3. Psaume 11. — Parole de Dieu et phrases des hommes. — Le psaume est la plainte de l’homme au cœur noble en face du mal qu’il voit dans le monde : partout le péché, le mensonge, l’égoïsme. Alors le psalmiste se réfugie vers la seule chose qui soit vraie et noble : la parole de Dieu.
Seigneur, aide-moi, car il n’y a plus d’hommes pieux, plus de fidélité parmi les hommes.
Ils se disent des mensonges les uns aux autres, ils parlent avec des lèvres trompeuses et un cœur double.
Retranche, Seigneur, les lèvres trompeuses et les langues qui discourent avec jactance ;
Ils disent : “ Par notre langue nous sommes forts et nos lèvres sont à nous ; qui est notre maître ? ”
“ A cause de l’oppression des affligés et du gémissement des pauvres, je me lève, dit le Seigneur.
J’aide tous ceux qui soupirent après le secours. ”
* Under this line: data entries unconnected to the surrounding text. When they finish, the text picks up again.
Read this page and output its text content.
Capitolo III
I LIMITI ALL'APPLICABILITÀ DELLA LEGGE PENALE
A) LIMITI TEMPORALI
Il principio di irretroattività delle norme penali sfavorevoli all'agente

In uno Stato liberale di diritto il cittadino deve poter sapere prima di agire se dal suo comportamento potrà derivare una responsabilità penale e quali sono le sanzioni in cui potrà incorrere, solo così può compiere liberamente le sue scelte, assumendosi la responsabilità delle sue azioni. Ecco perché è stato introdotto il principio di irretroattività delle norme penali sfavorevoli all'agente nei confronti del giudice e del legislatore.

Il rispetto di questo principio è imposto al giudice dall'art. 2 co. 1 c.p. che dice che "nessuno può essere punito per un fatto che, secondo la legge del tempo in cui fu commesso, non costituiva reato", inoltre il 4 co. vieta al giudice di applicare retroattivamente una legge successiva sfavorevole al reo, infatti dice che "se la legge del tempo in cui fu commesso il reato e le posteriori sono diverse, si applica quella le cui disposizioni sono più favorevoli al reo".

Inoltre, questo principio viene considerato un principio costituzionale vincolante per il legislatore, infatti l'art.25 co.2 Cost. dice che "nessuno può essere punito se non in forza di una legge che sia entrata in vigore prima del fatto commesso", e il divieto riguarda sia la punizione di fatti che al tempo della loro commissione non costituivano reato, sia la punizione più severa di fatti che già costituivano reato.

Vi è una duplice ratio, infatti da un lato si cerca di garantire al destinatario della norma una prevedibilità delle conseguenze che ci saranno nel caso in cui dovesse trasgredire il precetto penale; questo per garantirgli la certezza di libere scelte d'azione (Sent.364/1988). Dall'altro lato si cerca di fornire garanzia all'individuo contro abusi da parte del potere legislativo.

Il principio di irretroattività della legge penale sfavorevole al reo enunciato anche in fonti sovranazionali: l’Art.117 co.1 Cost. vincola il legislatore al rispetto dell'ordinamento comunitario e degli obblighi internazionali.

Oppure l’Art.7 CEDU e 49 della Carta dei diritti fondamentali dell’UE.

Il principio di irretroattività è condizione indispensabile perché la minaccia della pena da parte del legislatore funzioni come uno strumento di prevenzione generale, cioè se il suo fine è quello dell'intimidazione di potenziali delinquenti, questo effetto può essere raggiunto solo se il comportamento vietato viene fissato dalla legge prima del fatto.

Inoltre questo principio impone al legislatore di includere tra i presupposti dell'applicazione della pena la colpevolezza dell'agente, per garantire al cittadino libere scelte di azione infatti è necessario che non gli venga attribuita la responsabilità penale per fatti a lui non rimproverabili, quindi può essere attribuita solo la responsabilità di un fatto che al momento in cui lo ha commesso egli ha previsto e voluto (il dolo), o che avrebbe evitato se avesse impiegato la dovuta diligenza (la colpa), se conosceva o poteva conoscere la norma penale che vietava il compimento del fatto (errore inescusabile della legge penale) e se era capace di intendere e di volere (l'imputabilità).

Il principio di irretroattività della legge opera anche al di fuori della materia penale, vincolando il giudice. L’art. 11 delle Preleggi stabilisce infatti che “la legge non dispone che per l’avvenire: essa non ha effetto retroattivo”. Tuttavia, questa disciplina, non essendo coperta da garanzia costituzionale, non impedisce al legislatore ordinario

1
Les paroles du Seigneur sont des paroles pures, elles sont comme de l’argent éprouvé dans le feu, qui est passé au creuset, purifié sept fois.
Toi, Seigneur, tu nous garderas et nous protégeras à jamais contre cette génération.
Autour de nous les méchants se promènent avec arrogance et au milieu des hommes triomphe la bassesse.